Francis also said the bishops’ disunity and blame-shifting have led to mistrust and pain among the church’s followers.
“God’s faithful people and the Church’s mission continue to suffer greatly as a result of abuses of power and conscience and sexual abuse, and the poor way that they were handled, as well as the pain of seeing an episcopate (body of bishops) lacking in unity and concentrated more on pointing fingers than than on seeking paths of reconciliation.”
The Pope’s eight-page letter to the American bishops is a mix of spiritual encouragement and blunt criticism. He urges the bishops to root their response to the abuse crisis in Scripture, and makes clear that their actions thus far have been far from ideal.
He urged the bishops to “abandon a modus operandi of disparaging, discrediting, playing the victim or the scold in our relationships, and instead to make room for the gentle breeze that the Gospel alone can offer.”
“Let us try to break the vicious circle of recrimination, undercutting and discrediting,” he continued.

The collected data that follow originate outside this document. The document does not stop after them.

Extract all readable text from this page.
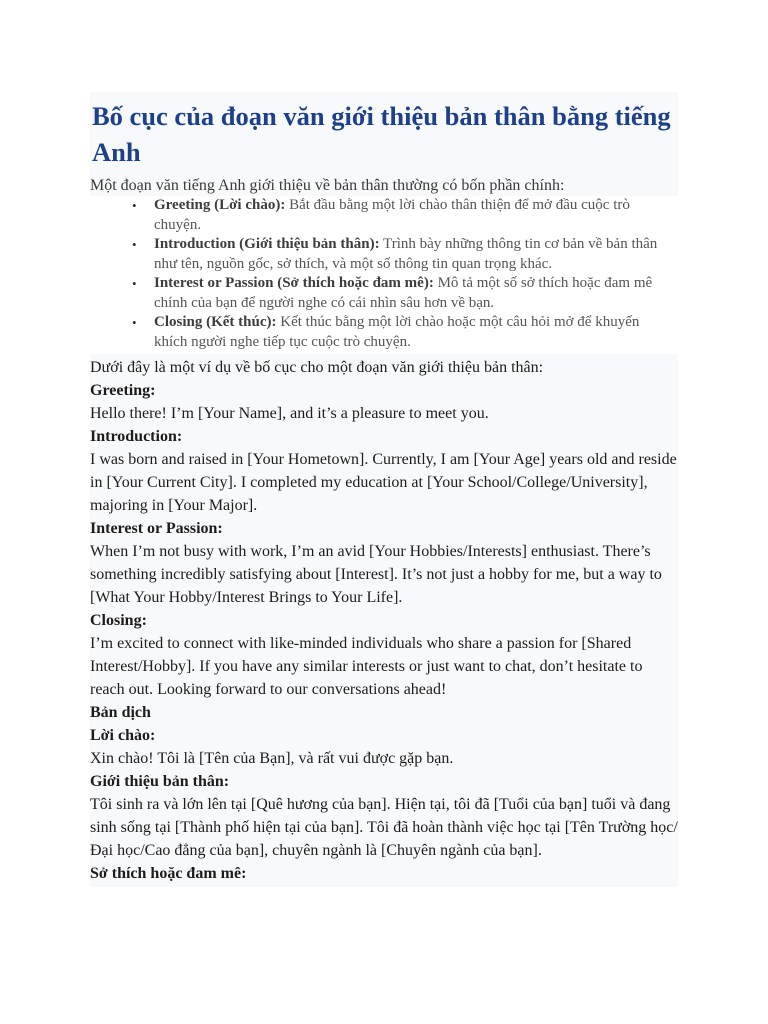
Bố cục của đoạn văn giới thiệu bản thân bằng tiếng Anh
Một đoạn văn tiếng Anh giới thiệu về bản thân thường có bốn phần chính:
• Greeting (Lời chào): Bắt đầu bằng một lời chào thân thiện để mở đầu cuộc trò chuyện.
• Introduction (Giới thiệu bản thân): Trình bày những thông tin cơ bản về bản thân như tên, nguồn gốc, sở thích, và một số thông tin quan trọng khác.
• Interest or Passion (Sở thích hoặc đam mê): Mô tả một số sở thích hoặc đam mê chính của bạn để người nghe có cái nhìn sâu hơn về bạn.
• Closing (Kết thúc): Kết thúc bằng một lời chào hoặc một câu hỏi mở để khuyến khích người nghe tiếp tục cuộc trò chuyện.

Dưới đây là một ví dụ về bố cục cho một đoạn văn giới thiệu bản thân:

Greeting:

Hello there! I’m [Your Name], and it’s a pleasure to meet you.

Introduction:

I was born and raised in [Your Hometown]. Currently, I am [Your Age] years old and reside in [Your Current City]. I completed my education at [Your School/College/University], majoring in [Your Major].

Interest or Passion:

When I’m not busy with work, I’m an avid [Your Hobbies/Interests] enthusiast. There’s something incredibly satisfying about [Interest]. It’s not just a hobby for me, but a way to [What Your Hobby/Interest Brings to Your Life].

Closing:

I’m excited to connect with like-minded individuals who share a passion for [Shared Interest/Hobby]. If you have any similar interests or just want to chat, don’t hesitate to reach out. Looking forward to our conversations ahead!

Bản dịch

Lời chào:

Xin chào! Tôi là [Tên của Bạn], và rất vui được gặp bạn.

Giới thiệu bản thân:

Tôi sinh ra và lớn lên tại [Quê hương của bạn]. Hiện tại, tôi đã [Tuổi của bạn] tuổi và đang sinh sống tại [Thành phố hiện tại của bạn]. Tôi đã hoàn thành việc học tại [Tên Trường học/Đại học/Cao đẳng của bạn], chuyên ngành là [Chuyên ngành của bạn].

Sở thích hoặc đam mê:
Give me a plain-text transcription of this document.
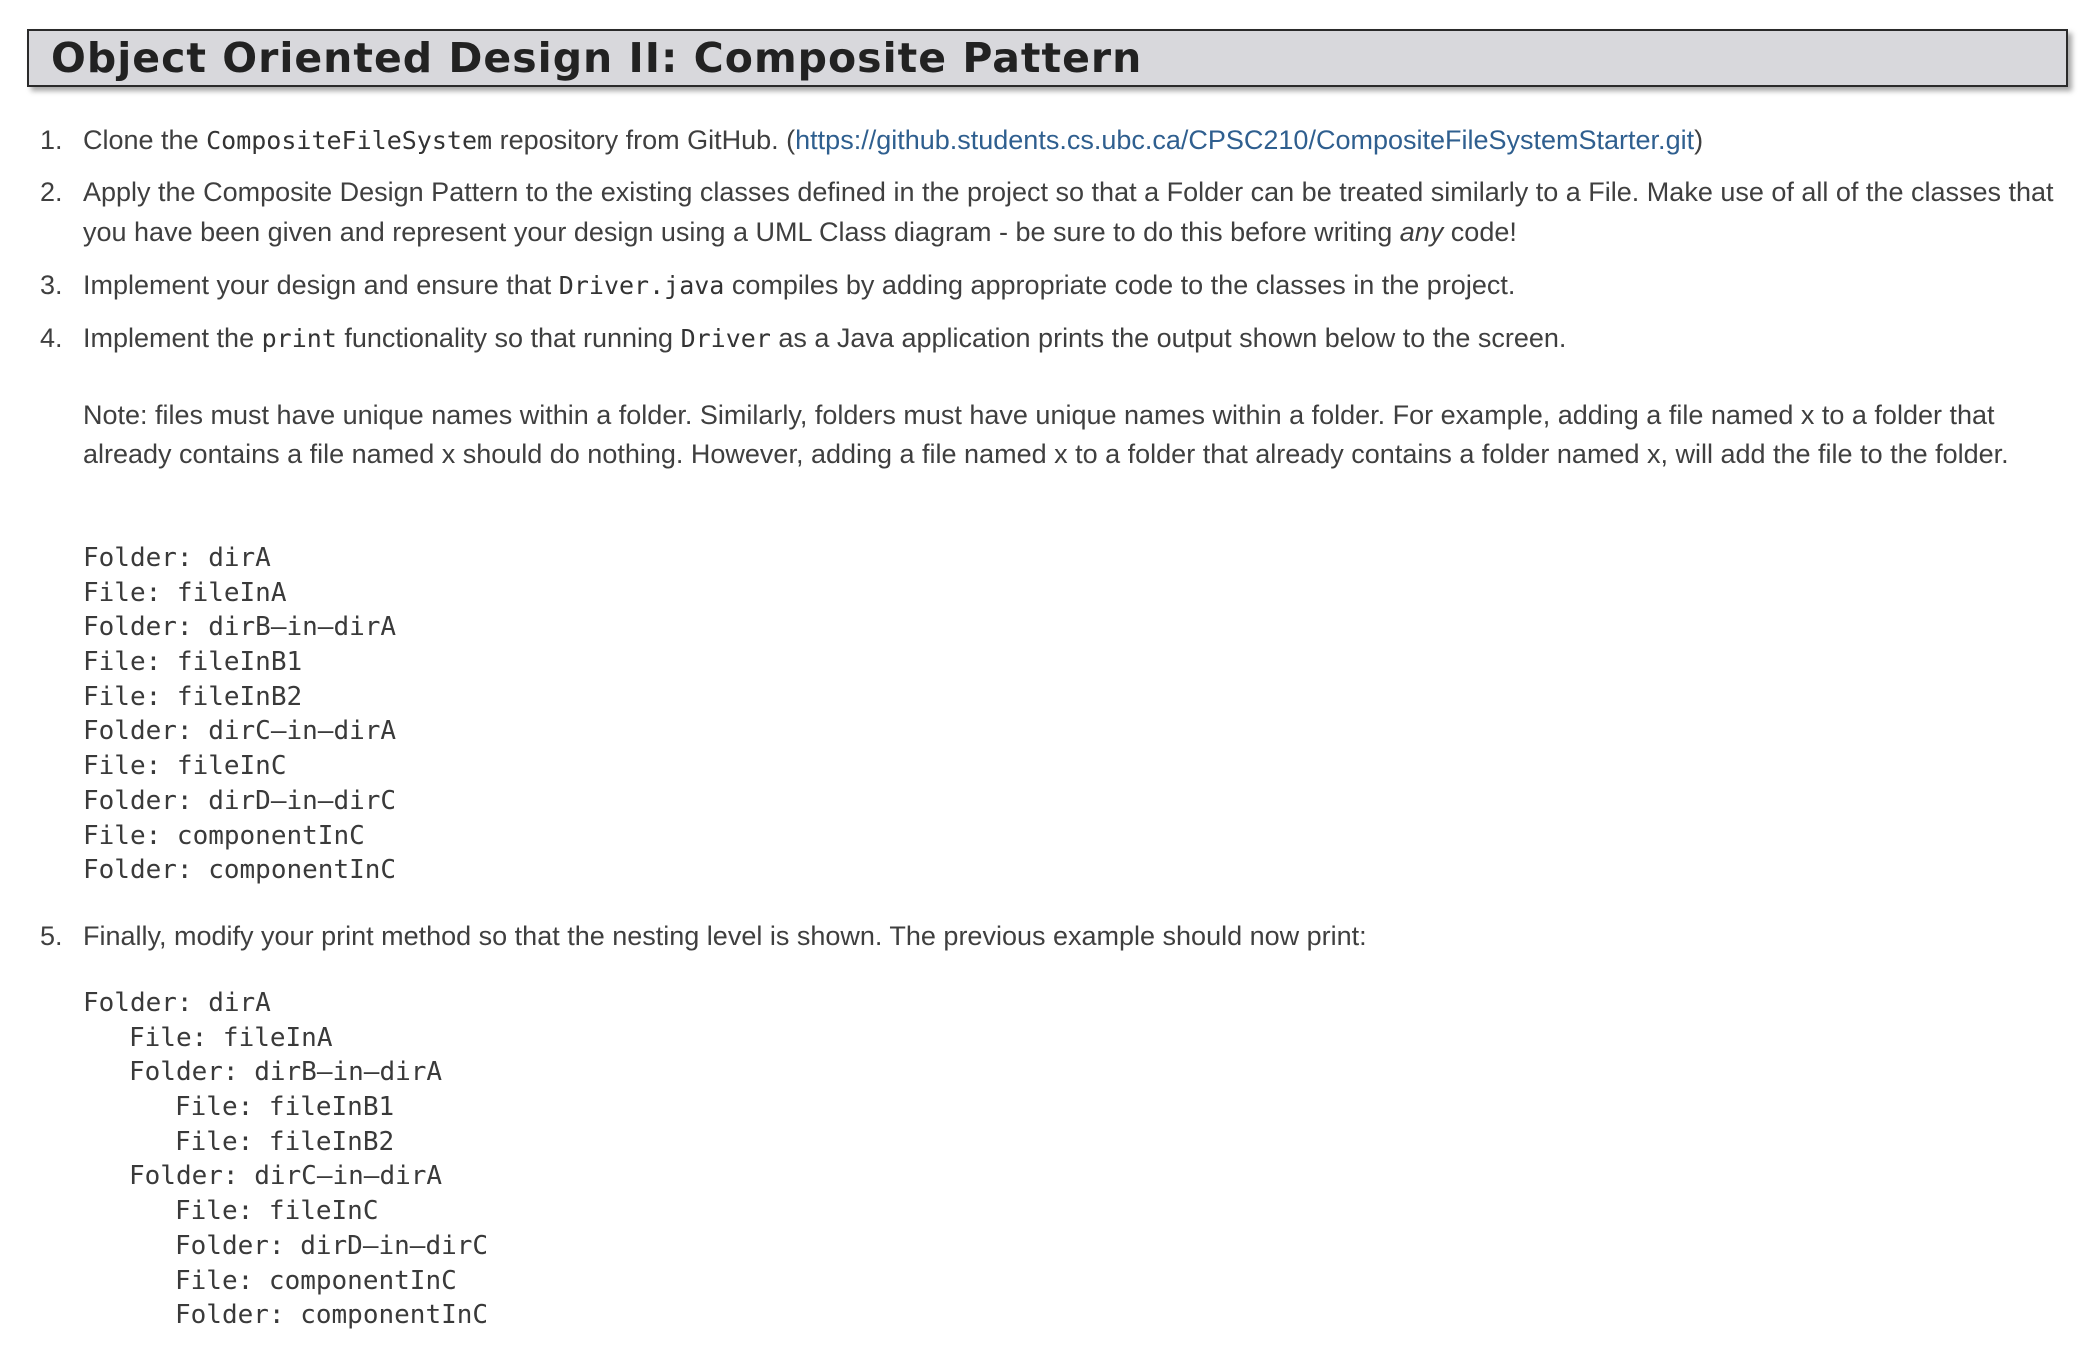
Object Oriented Design II: Composite Pattern
1. Clone the CompositeFileSystem repository from GitHub. (https://github.students.cs.ubc.ca/CPSC210/CompositeFileSystemStarter.git)
2. Apply the Composite Design Pattern to the existing classes defined in the project so that a Folder can be treated similarly to a File. Make use of all of the classes that you have been given and represent your design using a UML Class diagram - be sure to do this before writing any code!
3. Implement your design and ensure that Driver.java compiles by adding appropriate code to the classes in the project.
4. Implement the print functionality so that running Driver as a Java application prints the output shown below to the screen.
Note: files must have unique names within a folder. Similarly, folders must have unique names within a folder. For example, adding a file named x to a folder that already contains a file named x should do nothing. However, adding a file named x to a folder that already contains a folder named x, will add the file to the folder.
Folder: dirA
File: fileInA
Folder: dirB–in–dirA
File: fileInB1
File: fileInB2
Folder: dirC–in–dirA
File: fileInC
Folder: dirD–in–dirC
File: componentInC
Folder: componentInC
5. Finally, modify your print method so that the nesting level is shown. The previous example should now print:
Folder: dirA
File: fileInA
Folder: dirB–in–dirA
File: fileInB1
File: fileInB2
Folder: dirC–in–dirA
File: fileInC
Folder: dirD–in–dirC
File: componentInC
Folder: componentInC
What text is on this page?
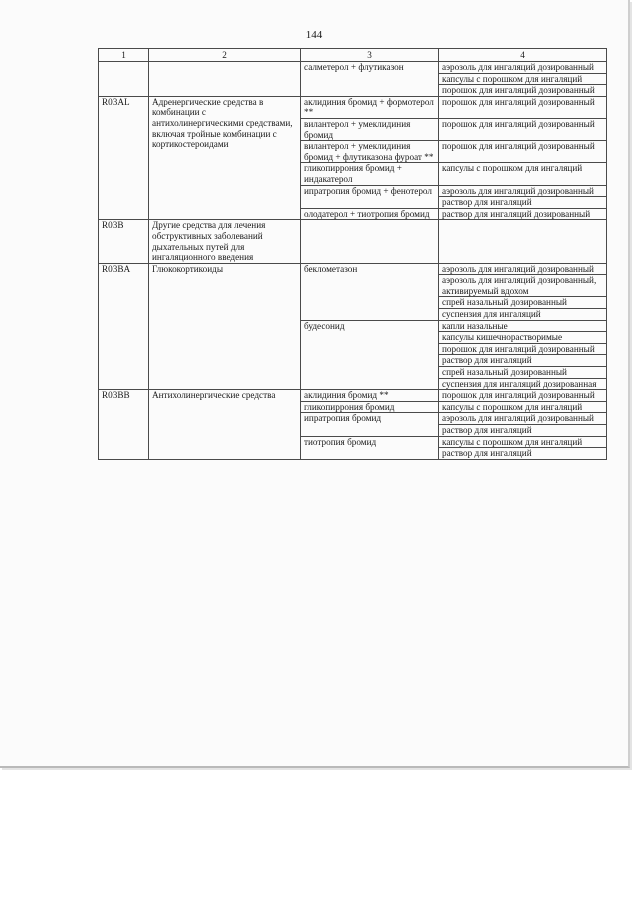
144
1	2	3	4
		салметерол + флутиказон	аэрозоль для ингаляций дозированный
			капсулы с порошком для ингаляций
			порошок для ингаляций дозированный
R03AL	Адренергические средства в комбинации с антихолинергическими средствами, включая тройные комбинации с кортикостероидами	аклидиния бромид + формотерол **	порошок для ингаляций дозированный
		вилантерол + умеклидиния бромид	порошок для ингаляций дозированный
		вилантерол + умеклидиния бромид + флутиказона фуроат **	порошок для ингаляций дозированный
		гликопиррония бромид + индакатерол	капсулы с порошком для ингаляций
		ипратропия бромид + фенотерол	аэрозоль для ингаляций дозированный
			раствор для ингаляций
		олодатерол + тиотропия бромид	раствор для ингаляций дозированный
R03B	Другие средства для лечения обструктивных заболеваний дыхательных путей для ингаляционного введения		
R03BA	Глюкокортикоиды	беклометазон	аэрозоль для ингаляций дозированный
			аэрозоль для ингаляций дозированный, активируемый вдохом
			спрей назальный дозированный
			суспензия для ингаляций
		будесонид	капли назальные
			капсулы кишечнорастворимые
			порошок для ингаляций дозированный
			раствор для ингаляций
			спрей назальный дозированный
			суспензия для ингаляций дозированная
R03BB	Антихолинергические средства	аклидиния бромид **	порошок для ингаляций дозированный
		гликопиррония бромид	капсулы с порошком для ингаляций
		ипратропия бромид	аэрозоль для ингаляций дозированный
			раствор для ингаляций
		тиотропия бромид	капсулы с порошком для ингаляций
			раствор для ингаляций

“We will do this if we can stop projecting onto others our own confusion and discontent, which are obstacles to unity, and dare to come together, on our knees, before the Lord…”
While he did not propose specific solutions, Francis said that “combating the culture of abuse, the loss of credibility, the resulting bewilderment and confusion, and the discrediting of our mission” demands “a renewed and decisive approach to resolving conflicts.”
The Pope’s letter was sent to Catholic bishops secluded this week at Mundelein Seminary in Illinois for a spiritual retreat, which was suggested by the Pope himself in September “as a necessary step toward responding in the spirit of the Gospel to the crisis of credibility you are experiencing as a Church.”
About 250 bishops are attending the retreat, which ends January 8, according to a spokeswoman for the U.S. Conference of Catholic Bishops.
Francis said he wanted to join the bishops but couldn’t because of “logistical reasons.” Instead, he sent Capuchin Friar Father Raniero Cantalamessa, the preacher to the papal household. No ordinary business will be conducted during the retreat, according to the U.S. Conference of Catholic Bishops.
Francis’ letter comes in the wake of a devastating year for American Catholics. A prominent cardinal resigned in disgrace, grand jurors accused hundreds of Catholic clerics of secretly abusing children and a former Vatican ambassador urged the Pope himself to step down.
And the clergy sex abuse scandal shows no signs of abating, with a federal investigation and probes in at least 12 states and the District of Columbia in the works.
The Pope has convened a meeting of bishops from around the world in Rome February 21-24, saying he wants the church to tackle the scandal together.
But first, Francis said he wants the American bishops to pray and think about the abuse crisis, before they figure out the next steps forward.
Credibility, Francis said, “cannot be regained by issuing stern decrees or by simply creating new committees of improving flow charts, as if we were in charge of a department of human resources.”
That approach, according to the Pope, risks “reducing everything to an organization problem.”
But the church’s loss of credibility has also “raised painful questions about the way we relate to one another,” he said.
“Clearly, a living fabric has come undone, and we, live weavers, are called to repair it.”
The repairs the Pope suggests require a “new approach to management, but also a change in our mindset, our way of praying, our handling of power and money, our exercise of authority and our way of relating to one another and the world.”
Any approach to the abuse crisis that does not blend spiritual insights with pragmatic steps will be “doomed from the start,” Francis said.
Without both, “everything we do risks being tainted by self-referentiality, self-preservation and defensiveness.”
Cardinal Daniel DiNardo, president of the U.S. Conference of Catholic Bishops, said in a brief statement that the bishops “carry with us these days the pain and hope of all who may feel let down by the Church.”